Da es auf Reykjanes weiter rumpelt, habe ich mir heute morgen Uwes Wanderführer zur Hand genommen und mich spontan für die Rundwanderung zum Gipfel Skeggi im Hengill-Vulkanmassiv entschieden. Was für eine wunderbare Alternative! 

Der Startpunkt befindet sich in der Nähe des Hellisheiði-Kraftwerks:


Die Tour hat so manche Steilpassage:



Wie war das? Sturm ist erst, wenn das Schaf keine Locken mehr hat 😀!







Blick auf den Gipfel Skeggi, 815 m:







Nein, ich habe nicht wirklich Sorge, dass diese Gegend mal überlaufen sein wird: Viel zu viele Steilpassagen, die rauf und runter herausfordernd und teils mit rutschendem Schotter bedeckt sind. Wer große Probleme mit Höhe und ausgesetzten Stellen hat, sollte ebenfalls nicht starten. Und was für viele die größte Hürde sein wird: Man braucht ein wenig Zeit 😜.

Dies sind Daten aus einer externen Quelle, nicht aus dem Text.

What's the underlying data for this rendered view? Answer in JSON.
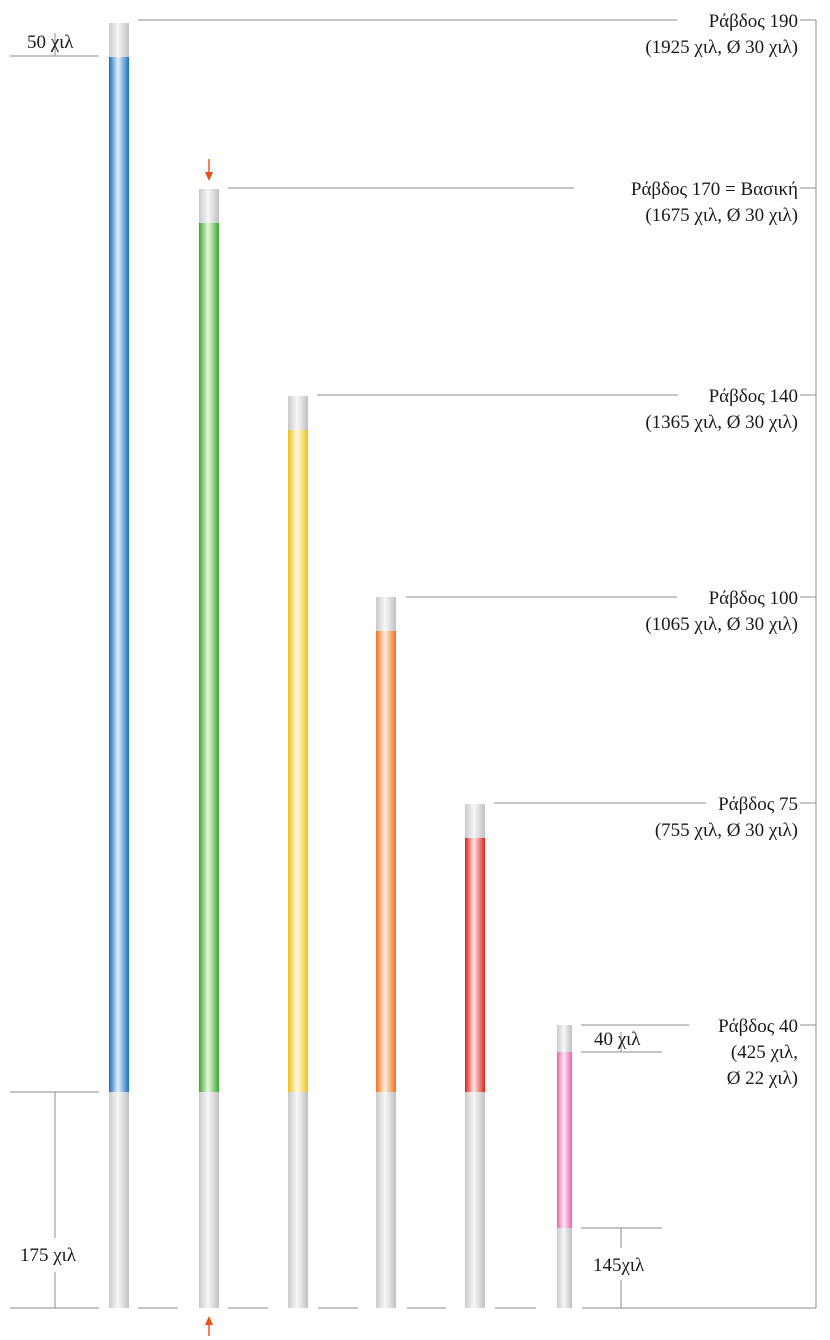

Bei herrlichstem Wetter (wenn auch heftig Wind) habe ich die 4,5 Stunden einfach nur genossen. Was für eine wunderschöne Tour! Was für ein wunderschöner Tag.

Es rappelt in der Kiste ...

26. Juli
Was soll man machen, wenn in Island eine Hitzewelle herrscht?? Kurz mal den Artikel lesen und dann genießen!!

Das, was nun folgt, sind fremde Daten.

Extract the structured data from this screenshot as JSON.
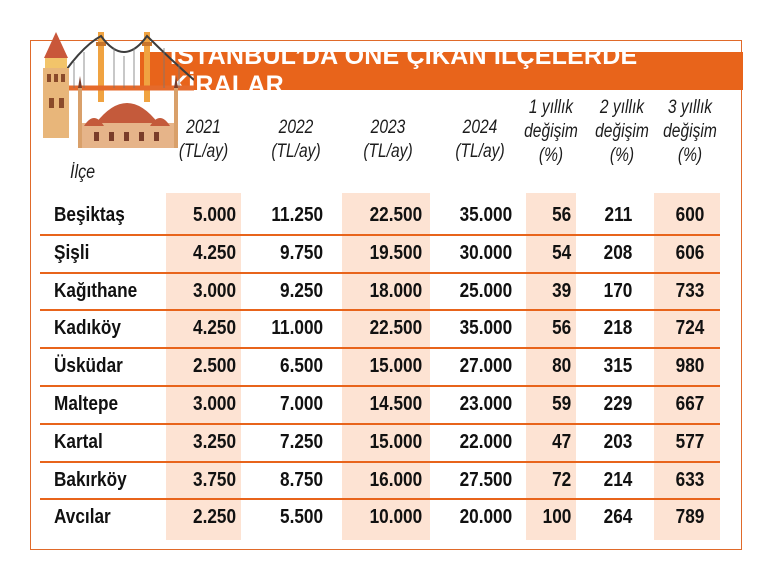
{
  "title": "İSTANBUL’DA ÖNE ÇIKAN İLÇELERDE KİRALAR",
  "illustration": "istanbul-landmarks-illustration",
  "header": {
    "district": "İlçe",
    "y2021": [
      "2021",
      "(TL/ay)"
    ],
    "y2022": [
      "2022",
      "(TL/ay)"
    ],
    "y2023": [
      "2023",
      "(TL/ay)"
    ],
    "y2024": [
      "2024",
      "(TL/ay)"
    ],
    "c1": [
      "1 yıllık",
      "değişim",
      "(%)"
    ],
    "c2": [
      "2 yıllık",
      "değişim",
      "(%)"
    ],
    "c3": [
      "3 yıllık",
      "değişim",
      "(%)"
    ]
  },
  "rows": [
    {
      "name": "Beşiktaş",
      "y2021": "5.000",
      "y2022": "11.250",
      "y2023": "22.500",
      "y2024": "35.000",
      "c1": "56",
      "c2": "211",
      "c3": "600"
    },
    {
      "name": "Şişli",
      "y2021": "4.250",
      "y2022": "9.750",
      "y2023": "19.500",
      "y2024": "30.000",
      "c1": "54",
      "c2": "208",
      "c3": "606"
    },
    {
      "name": "Kağıthane",
      "y2021": "3.000",
      "y2022": "9.250",
      "y2023": "18.000",
      "y2024": "25.000",
      "c1": "39",
      "c2": "170",
      "c3": "733"
    },
    {
      "name": "Kadıköy",
      "y2021": "4.250",
      "y2022": "11.000",
      "y2023": "22.500",
      "y2024": "35.000",
      "c1": "56",
      "c2": "218",
      "c3": "724"
    },
    {
      "name": "Üsküdar",
      "y2021": "2.500",
      "y2022": "6.500",
      "y2023": "15.000",
      "y2024": "27.000",
      "c1": "80",
      "c2": "315",
      "c3": "980"
    },
    {
      "name": "Maltepe",
      "y2021": "3.000",
      "y2022": "7.000",
      "y2023": "14.500",
      "y2024": "23.000",
      "c1": "59",
      "c2": "229",
      "c3": "667"
    },
    {
      "name": "Kartal",
      "y2021": "3.250",
      "y2022": "7.250",
      "y2023": "15.000",
      "y2024": "22.000",
      "c1": "47",
      "c2": "203",
      "c3": "577"
    },
    {
      "name": "Bakırköy",
      "y2021": "3.750",
      "y2022": "8.750",
      "y2023": "16.000",
      "y2024": "27.500",
      "c1": "72",
      "c2": "214",
      "c3": "633"
    },
    {
      "name": "Avcılar",
      "y2021": "2.250",
      "y2022": "5.500",
      "y2023": "10.000",
      "y2024": "20.000",
      "c1": "100",
      "c2": "264",
      "c3": "789"
    }
  ],
  "colors": {
    "accent": "#e8641b",
    "shade": "#fde3d3",
    "text": "#111111"
  }
}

Ich wollte meinen freien Tag bei diesem Wetter zum Wandern nutzen und bin mal wieder rauf auf die Esja. Dummerweise hatte ich meine Kamera vergessen, so dass ich nur ein paar Aufnahmen mit dem Handy habe.

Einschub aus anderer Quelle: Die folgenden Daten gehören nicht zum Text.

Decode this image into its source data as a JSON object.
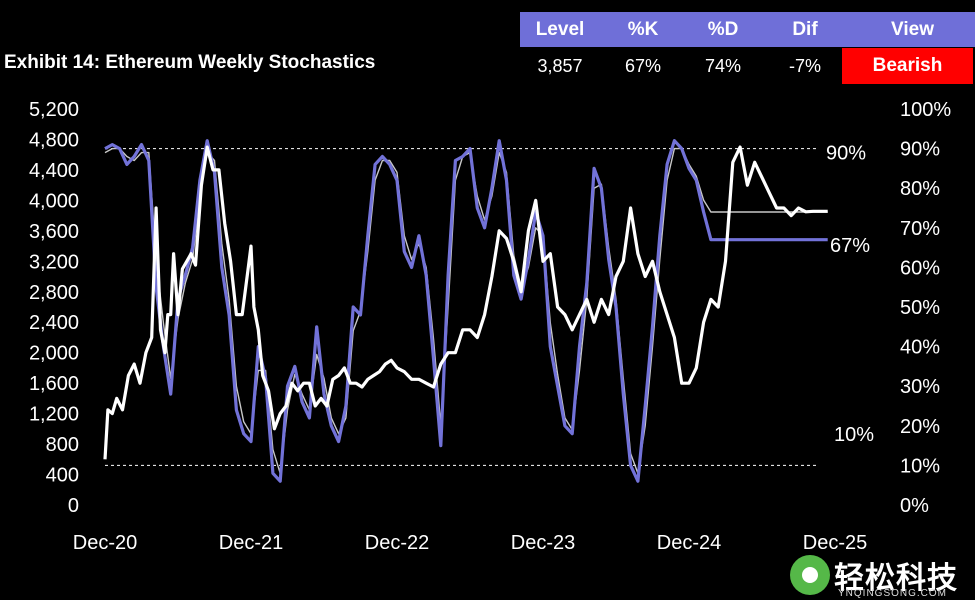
{
  "title": "Exhibit 14: Ethereum Weekly Stochastics",
  "summary": {
    "headers": [
      "Level",
      "%K",
      "%D",
      "Dif",
      "View"
    ],
    "values": [
      "3,857",
      "67%",
      "74%",
      "-7%"
    ],
    "view": "Bearish",
    "header_color": "#6f6fd8",
    "view_color": "#ff0000"
  },
  "chart_data": {
    "type": "line",
    "x_ticks": [
      "Dec-20",
      "Dec-21",
      "Dec-22",
      "Dec-23",
      "Dec-24",
      "Dec-25"
    ],
    "y_left": {
      "ticks": [
        "5,200",
        "4,800",
        "4,400",
        "4,000",
        "3,600",
        "3,200",
        "2,800",
        "2,400",
        "2,000",
        "1,600",
        "1,200",
        "800",
        "400",
        "0"
      ],
      "range": [
        0,
        5200
      ]
    },
    "y_right": {
      "ticks": [
        "100%",
        "90%",
        "80%",
        "70%",
        "60%",
        "50%",
        "40%",
        "30%",
        "20%",
        "10%",
        "0%"
      ],
      "range": [
        0,
        100
      ]
    },
    "reference_lines": [
      {
        "value": 90,
        "label": "90%"
      },
      {
        "value": 10,
        "label": "10%"
      }
    ],
    "end_label": "67%",
    "colors": {
      "price": "#ffffff",
      "k": "#7272d8",
      "d": "#c8c8c8",
      "ref": "#ffffff"
    },
    "series": [
      {
        "axis": "left",
        "x": [
          0,
          0.02,
          0.05,
          0.08,
          0.12,
          0.16,
          0.2,
          0.24,
          0.28,
          0.32,
          0.35,
          0.38,
          0.41,
          0.43,
          0.45,
          0.47,
          0.5,
          0.53,
          0.56,
          0.59,
          0.62,
          0.66,
          0.7,
          0.74,
          0.78,
          0.82,
          0.86,
          0.9,
          0.94,
          0.98,
          1.0,
          1.02,
          1.05,
          1.08,
          1.12,
          1.16,
          1.2,
          1.24,
          1.28,
          1.32,
          1.36,
          1.4,
          1.44,
          1.48,
          1.52,
          1.56,
          1.6,
          1.64,
          1.68,
          1.72,
          1.76,
          1.8,
          1.84,
          1.88,
          1.92,
          1.96,
          2.0,
          2.05,
          2.1,
          2.15,
          2.2,
          2.25,
          2.3,
          2.35,
          2.4,
          2.45,
          2.5,
          2.55,
          2.6,
          2.65,
          2.7,
          2.75,
          2.8,
          2.85,
          2.9,
          2.95,
          3.0,
          3.05,
          3.1,
          3.15,
          3.2,
          3.25,
          3.3,
          3.35,
          3.4,
          3.45,
          3.5,
          3.55,
          3.6,
          3.65,
          3.7,
          3.75,
          3.8,
          3.85,
          3.9,
          3.95,
          4.0,
          4.05,
          4.1,
          4.15,
          4.2,
          4.25,
          4.3,
          4.35,
          4.4,
          4.45,
          4.5,
          4.55,
          4.6,
          4.65,
          4.7,
          4.75,
          4.8,
          4.85,
          4.9,
          4.95
        ],
        "values": [
          600,
          1250,
          1200,
          1400,
          1250,
          1700,
          1850,
          1600,
          2000,
          2200,
          3900,
          2300,
          2000,
          2500,
          2500,
          3300,
          2500,
          3100,
          3200,
          3300,
          3150,
          4200,
          4700,
          4400,
          4400,
          3700,
          3200,
          2500,
          2500,
          3100,
          3400,
          2600,
          2300,
          1700,
          1500,
          1000,
          1200,
          1300,
          1600,
          1500,
          1600,
          1600,
          1300,
          1400,
          1300,
          1650,
          1700,
          1800,
          1600,
          1600,
          1550,
          1650,
          1700,
          1750,
          1850,
          1900,
          1800,
          1750,
          1650,
          1650,
          1600,
          1550,
          1850,
          2000,
          2000,
          2300,
          2300,
          2200,
          2500,
          3000,
          3600,
          3500,
          3200,
          2800,
          3600,
          4000,
          3200,
          3300,
          2600,
          2500,
          2300,
          2500,
          2700,
          2400,
          2700,
          2500,
          3000,
          3200,
          3900,
          3300,
          3000,
          3200,
          2800,
          2500,
          2200,
          1600,
          1600,
          1800,
          2400,
          2700,
          2600,
          3200,
          4500,
          4700,
          4200,
          4500,
          4300,
          4100,
          3900,
          3900,
          3800,
          3900,
          3850,
          3857,
          3857,
          3857
        ],
        "name": ""
      },
      {
        "axis": "right",
        "x": [
          0,
          0.05,
          0.1,
          0.15,
          0.2,
          0.25,
          0.3,
          0.35,
          0.4,
          0.45,
          0.5,
          0.55,
          0.6,
          0.65,
          0.7,
          0.75,
          0.8,
          0.85,
          0.9,
          0.95,
          1.0,
          1.05,
          1.1,
          1.15,
          1.2,
          1.25,
          1.3,
          1.35,
          1.4,
          1.45,
          1.5,
          1.55,
          1.6,
          1.65,
          1.7,
          1.75,
          1.8,
          1.85,
          1.9,
          1.95,
          2.0,
          2.05,
          2.1,
          2.15,
          2.2,
          2.25,
          2.3,
          2.35,
          2.4,
          2.45,
          2.5,
          2.55,
          2.6,
          2.65,
          2.7,
          2.75,
          2.8,
          2.85,
          2.9,
          2.95,
          3.0,
          3.05,
          3.1,
          3.15,
          3.2,
          3.25,
          3.3,
          3.35,
          3.4,
          3.45,
          3.5,
          3.55,
          3.6,
          3.65,
          3.7,
          3.75,
          3.8,
          3.85,
          3.9,
          3.95,
          4.0,
          4.05,
          4.1,
          4.15,
          4.2,
          4.25,
          4.3,
          4.35,
          4.4,
          4.45,
          4.5,
          4.55,
          4.6,
          4.65,
          4.7,
          4.75,
          4.8,
          4.85,
          4.9,
          4.95
        ],
        "values": [
          90,
          91,
          90,
          86,
          88,
          91,
          87,
          55,
          40,
          28,
          52,
          58,
          65,
          82,
          92,
          84,
          60,
          48,
          24,
          18,
          16,
          40,
          32,
          8,
          6,
          30,
          35,
          26,
          22,
          45,
          28,
          20,
          16,
          25,
          50,
          48,
          68,
          86,
          88,
          86,
          82,
          64,
          60,
          68,
          58,
          37,
          15,
          58,
          87,
          88,
          90,
          75,
          70,
          80,
          92,
          82,
          58,
          52,
          62,
          74,
          68,
          40,
          30,
          20,
          18,
          40,
          56,
          85,
          80,
          62,
          50,
          28,
          10,
          6,
          25,
          45,
          68,
          86,
          92,
          90,
          85,
          82,
          74,
          67,
          67,
          67,
          67,
          67,
          67,
          67,
          67,
          67,
          67,
          67,
          67,
          67,
          67,
          67,
          67,
          67
        ],
        "name": ""
      },
      {
        "axis": "right",
        "x": [
          0,
          0.05,
          0.1,
          0.15,
          0.2,
          0.25,
          0.3,
          0.35,
          0.4,
          0.45,
          0.5,
          0.55,
          0.6,
          0.65,
          0.7,
          0.75,
          0.8,
          0.85,
          0.9,
          0.95,
          1.0,
          1.05,
          1.1,
          1.15,
          1.2,
          1.25,
          1.3,
          1.35,
          1.4,
          1.45,
          1.5,
          1.55,
          1.6,
          1.65,
          1.7,
          1.75,
          1.8,
          1.85,
          1.9,
          1.95,
          2.0,
          2.05,
          2.1,
          2.15,
          2.2,
          2.25,
          2.3,
          2.35,
          2.4,
          2.45,
          2.5,
          2.55,
          2.6,
          2.65,
          2.7,
          2.75,
          2.8,
          2.85,
          2.9,
          2.95,
          3.0,
          3.05,
          3.1,
          3.15,
          3.2,
          3.25,
          3.3,
          3.35,
          3.4,
          3.45,
          3.5,
          3.55,
          3.6,
          3.65,
          3.7,
          3.75,
          3.8,
          3.85,
          3.9,
          3.95,
          4.0,
          4.05,
          4.1,
          4.15,
          4.2,
          4.25,
          4.3,
          4.35,
          4.4,
          4.45,
          4.5,
          4.55,
          4.6,
          4.65,
          4.7,
          4.75,
          4.8,
          4.85,
          4.9,
          4.95
        ],
        "values": [
          89,
          90,
          90,
          88,
          87,
          89,
          89,
          62,
          46,
          32,
          47,
          56,
          62,
          78,
          89,
          87,
          66,
          52,
          30,
          21,
          18,
          34,
          34,
          14,
          8,
          24,
          33,
          28,
          24,
          38,
          32,
          22,
          18,
          22,
          44,
          49,
          64,
          82,
          87,
          87,
          84,
          68,
          62,
          66,
          60,
          42,
          20,
          50,
          82,
          88,
          89,
          78,
          72,
          78,
          89,
          84,
          63,
          55,
          60,
          70,
          68,
          46,
          33,
          22,
          19,
          34,
          52,
          80,
          81,
          65,
          52,
          32,
          13,
          8,
          20,
          40,
          62,
          82,
          90,
          90,
          86,
          83,
          77,
          74,
          74,
          74,
          74,
          74,
          74,
          74,
          74,
          74,
          74,
          74,
          74,
          74,
          74,
          74,
          74,
          74
        ],
        "name": ""
      }
    ]
  }
}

Das Wetter beim Aufstieg und auch oben war einfach ein Traum. Dann aber zogen vom Meer her Wolken Richtung Berg, verdeckten auch Reykjavík unter sich, während es über den Wolken traumhaft blieb:



Derweil ging auf der Reykjanes-Halbinsel die Post ab. Als ca. 11:40 Uhr das erste große Erdbeben gemessen wurde, soll das auch in Reykjavík zu spüren gewesen sein. Ich war zu der Zeit noch auf dem Zeltplatz, habe aber nichts bemerkt.



 Eigentlich war es der Plan gewesen, morgen in genau der Ecke wandern zu gehen. Aber angesichts der ganzen Erdbeben verschiebe ich diesen Plan wohl auf ein anderes Mal. Nicht, dass sich die Erde auftut und ich bin mittendrin 😉.

Gleichzeitig rappelte es auch unter dem Mýrdalsjökull mehr als nur ein bisschen. Aber diese Beben werden mit der Gletscherschmelze in Verbindung gebracht, siehe Artikel hier.